Good thing that guy was watching.
 

sotc

Dormant hero!!
Joined
Dec 6, 2005
Messages
21,754
Location
So. Oregon
like in that video, often its not the tree your cutting but another tree gets knocked down a different direction thatll git ya.
 
M

Mr. Sir

Guest
Seems to me the cutter stayed way too long at the stump too.
 
J

JohnB

Guest
I've often thought about putting a butt hitch on the stump and take some wraps to keep that from happening. I had the butt of Pine hit the side of a brick apartment building, I still can't beleive it didn't knock a hole in the side of the brick wall.
 
J

Jonseredbred

Guest
I've often thought about putting a butt hitch on the stump and take some wraps to keep that from happening. I had the butt of Pine hit the side of a brick apartment building, I still can't beleive it didn't knock a hole in the side of the brick wall.
Cut them at the ground and they are less likely to land and bounce back as opposed to cutting them at waist height.
 
J

Jonseredbred

Guest
I'm not so sure I buy that Andrew. Why?
I was using the assumption when he said pine next to a wall we were not talking about a big PNW Pine.

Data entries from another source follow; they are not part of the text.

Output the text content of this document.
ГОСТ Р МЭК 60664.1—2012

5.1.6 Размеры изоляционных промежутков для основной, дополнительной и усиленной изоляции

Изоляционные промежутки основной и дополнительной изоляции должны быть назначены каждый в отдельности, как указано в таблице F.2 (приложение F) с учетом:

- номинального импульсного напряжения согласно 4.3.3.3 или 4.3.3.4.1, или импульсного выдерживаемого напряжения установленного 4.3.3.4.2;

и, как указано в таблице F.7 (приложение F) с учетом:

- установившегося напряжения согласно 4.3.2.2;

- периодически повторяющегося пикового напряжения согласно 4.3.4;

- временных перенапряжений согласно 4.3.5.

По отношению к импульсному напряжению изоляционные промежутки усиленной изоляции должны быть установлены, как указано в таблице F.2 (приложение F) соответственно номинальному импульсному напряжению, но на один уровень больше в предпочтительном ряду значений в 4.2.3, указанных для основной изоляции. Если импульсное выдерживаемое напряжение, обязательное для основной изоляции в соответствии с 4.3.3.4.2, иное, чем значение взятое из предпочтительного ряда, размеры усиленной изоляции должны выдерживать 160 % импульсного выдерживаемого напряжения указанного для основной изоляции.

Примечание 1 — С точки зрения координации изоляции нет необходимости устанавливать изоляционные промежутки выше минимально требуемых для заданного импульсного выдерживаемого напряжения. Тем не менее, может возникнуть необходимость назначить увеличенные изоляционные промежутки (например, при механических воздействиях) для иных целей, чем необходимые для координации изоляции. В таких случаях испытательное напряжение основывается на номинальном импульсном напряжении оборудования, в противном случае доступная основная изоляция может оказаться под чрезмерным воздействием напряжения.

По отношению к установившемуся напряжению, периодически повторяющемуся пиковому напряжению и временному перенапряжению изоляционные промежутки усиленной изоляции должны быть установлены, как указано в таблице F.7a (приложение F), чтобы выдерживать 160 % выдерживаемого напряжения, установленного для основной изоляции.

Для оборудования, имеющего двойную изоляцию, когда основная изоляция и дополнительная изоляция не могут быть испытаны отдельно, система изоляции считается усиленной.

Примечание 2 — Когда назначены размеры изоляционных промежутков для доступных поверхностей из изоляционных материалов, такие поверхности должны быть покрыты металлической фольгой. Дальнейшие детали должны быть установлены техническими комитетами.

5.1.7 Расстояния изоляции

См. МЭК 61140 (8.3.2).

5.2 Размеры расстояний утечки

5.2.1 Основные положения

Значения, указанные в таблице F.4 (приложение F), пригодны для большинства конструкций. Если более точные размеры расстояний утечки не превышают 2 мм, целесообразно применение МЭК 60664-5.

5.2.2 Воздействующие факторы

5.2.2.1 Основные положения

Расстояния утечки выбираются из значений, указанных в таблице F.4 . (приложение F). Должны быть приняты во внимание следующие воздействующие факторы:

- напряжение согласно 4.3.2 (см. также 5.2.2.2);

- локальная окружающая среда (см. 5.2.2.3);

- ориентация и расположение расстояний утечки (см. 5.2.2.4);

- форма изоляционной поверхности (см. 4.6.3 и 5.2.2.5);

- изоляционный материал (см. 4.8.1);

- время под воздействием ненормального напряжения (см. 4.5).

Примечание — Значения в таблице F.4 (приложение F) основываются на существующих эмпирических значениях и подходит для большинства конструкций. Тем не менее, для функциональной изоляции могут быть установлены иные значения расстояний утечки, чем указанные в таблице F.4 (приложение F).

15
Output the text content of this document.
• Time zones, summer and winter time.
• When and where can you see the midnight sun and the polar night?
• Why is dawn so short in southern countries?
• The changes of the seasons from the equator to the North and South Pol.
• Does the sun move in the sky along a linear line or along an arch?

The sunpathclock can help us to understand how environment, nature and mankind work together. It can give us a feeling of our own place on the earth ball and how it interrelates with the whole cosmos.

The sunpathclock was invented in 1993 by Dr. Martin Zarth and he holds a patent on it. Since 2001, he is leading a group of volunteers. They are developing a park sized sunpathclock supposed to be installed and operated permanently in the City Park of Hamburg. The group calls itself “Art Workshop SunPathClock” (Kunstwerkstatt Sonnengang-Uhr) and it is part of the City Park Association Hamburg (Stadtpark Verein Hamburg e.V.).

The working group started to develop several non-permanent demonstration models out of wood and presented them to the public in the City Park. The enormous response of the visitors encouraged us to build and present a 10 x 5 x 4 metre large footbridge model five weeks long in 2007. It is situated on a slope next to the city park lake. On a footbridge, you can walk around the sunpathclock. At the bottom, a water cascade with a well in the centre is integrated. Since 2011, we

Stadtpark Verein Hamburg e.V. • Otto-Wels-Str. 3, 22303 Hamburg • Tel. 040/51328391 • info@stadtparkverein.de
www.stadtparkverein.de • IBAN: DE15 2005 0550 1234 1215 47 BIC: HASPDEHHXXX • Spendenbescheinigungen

I hope I can translate my thoughts here:

Typically, If you cut down a full tree at the ground, the bows will hit the ground way before the trunk is at a 45 degree angle to the ground, crushing the bottom bows, or driving the butt back into the ground if it bounces back on the bows.

If you cut a tree at breast hieght, the bows wll not meet the ground until the trunk is past 45 degree's or so. The bows will not get crushed enuff to prevent a bounce back, and because of the height of the cut it will bounce straight back onto the horizontal plane.

Flawed thinking???:|:
 
J

Jonseredbred

Guest
Flawed thinking? Ya think MB?? I was taught that long ago and it has always stuck with me.

Keep in mind I am talking about a tree full of bows, not limbed up.

The only bounce backs I have ever had were cutting above the waist on a butt cut.
 
R

RaisedByWolves

Guest
45 degrees off the back is really the best escape/"safe" zone if you can.



Im not a tree cuttah by any means, but heres my safety observations of the groundie.




Never heard of chain shot. (minor quibble, but hey)

Snuck up on the operator to retreve the hammer from the brush.

He was EATING!!(?) Maybe just biting his nails in anticipation of the coming danger?



Everything else has been mentioned, How did I do?